Hoshikuzu Drop © Lalako Kojima / Kodansha Ltd.

“Enfant, Shino demande aux étoiles de pouvoir rencontrer un jour son âme sœur. Plus tard, alors qu’il chute de vélo en chemin vers son nouveau lycée, il fait la connaissance de Sera, une jeune fille mystérieuse qu’il désire plus que tout revoir encore une fois. C’est en lui courant après qu’il finira, sans vraiment le vouloir, par rejoindre le club d’astronomie de l’école. Malheureusement pour lui, Sera ne vient que très rarement en cours, et Shino n’a plus qu’à faire de son mieux, aidé par ses camarades et l’infirmière de l’établissement, pour tenter de passer du temps avec elle. Mais qui est réellement cette jeune fille, et pourquoi ne vient-elle que si peu en classe ? Laissera-t-elle le sensible et timide Shino être l’étoile qui illuminera son cœur ?” (Mangas news)

Il n’y a pour l’instant que le tome 1 mais on a envie de connaître la suite, non ? Surtout que Sera semble cacher une double vie …Serait-elle une étoile ? (vous ne comprenez pas, lisez donc !)

A lire : Sora Log

Parce qu’il en faut pour tous les goûts, c’est au tour de Sora Log maintenant : Un shojo romantique et mielleux comme on en a besoin parfois.

Couverture Vol.1 Sora Log

SORA LOG © Kaco MITSUKI / Shogakukan Inc.

Sora Log, c’est l’histoire d’Hikaru, jeune fille naïve et étourdie, toujours la tête en l’air ; ou plutôt la tête dans les étoiles (hu hu hu!)…car elle est passionnée d’astronomie et partage son enthousiasme dans son club, surveillée de près par son grand frère.

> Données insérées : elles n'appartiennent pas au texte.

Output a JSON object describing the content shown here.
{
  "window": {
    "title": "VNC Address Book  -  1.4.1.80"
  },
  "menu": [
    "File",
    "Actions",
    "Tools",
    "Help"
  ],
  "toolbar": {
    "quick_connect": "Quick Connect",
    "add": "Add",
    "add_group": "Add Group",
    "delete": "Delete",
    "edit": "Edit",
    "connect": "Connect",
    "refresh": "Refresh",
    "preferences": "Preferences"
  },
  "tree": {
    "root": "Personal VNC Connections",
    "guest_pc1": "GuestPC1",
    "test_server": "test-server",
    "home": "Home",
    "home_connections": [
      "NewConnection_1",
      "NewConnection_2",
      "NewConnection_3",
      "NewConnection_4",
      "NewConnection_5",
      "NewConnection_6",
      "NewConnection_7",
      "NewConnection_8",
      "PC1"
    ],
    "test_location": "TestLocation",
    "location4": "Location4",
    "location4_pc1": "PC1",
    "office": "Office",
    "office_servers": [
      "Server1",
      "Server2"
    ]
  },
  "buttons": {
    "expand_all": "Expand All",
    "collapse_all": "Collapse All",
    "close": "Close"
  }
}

Un soir, la tête en l’air fidèle à elle-même elle tombe (littéralement) sur Asou, un camarade de classe dont la réputation est plus que désastreuse. Pourtant, elle ne reste pas insensible à certaines de ses attentions et décide de le connaître davantage, malgré les réticences (mais que ne durent pas très longtemps…) du jeune homme.

Mais, car il y a toujours un mais, le son d’une clochette semble raviver des sensations, souvenirs oubliés chez Hikaru et il semble qu’un sombre secret entoure le passé de nos deux jeunes tourtereaux.

Alors, je vais être honnête avec vous, ce n’est pas mon shojo préféré…mais ils sont quand même attachants Hikaru et Asou, il fallait bien que je connaisse la fin ! Et là j’ai envie de dire : ooohh…c’est miiiignon ! Ou plutôt : Kawaiiiiii 😉

A lire : Heartbroken chocolatier (attention spoilers)

SHITSUREN CHOCOLATIER © 2009 Setona MIZUSHIRO / Shogakukan Inc.

SHITSUREN CHOCOLATIER © 2009 Setona MIZUSHIRO / Shogakukan Inc.

Il n’y a rien à dire : tout est dans le titre ! Oui vraiment, mais, comme je ne peux vraiment pas m’en empêcher, développons un peu : Sohta va devenir un chocolatier de génie, un peu (puis beaucoup) par passion pour le chocolat et à la folie (oui là on peut dire qu’il a un grain) pour la jolie Saeko.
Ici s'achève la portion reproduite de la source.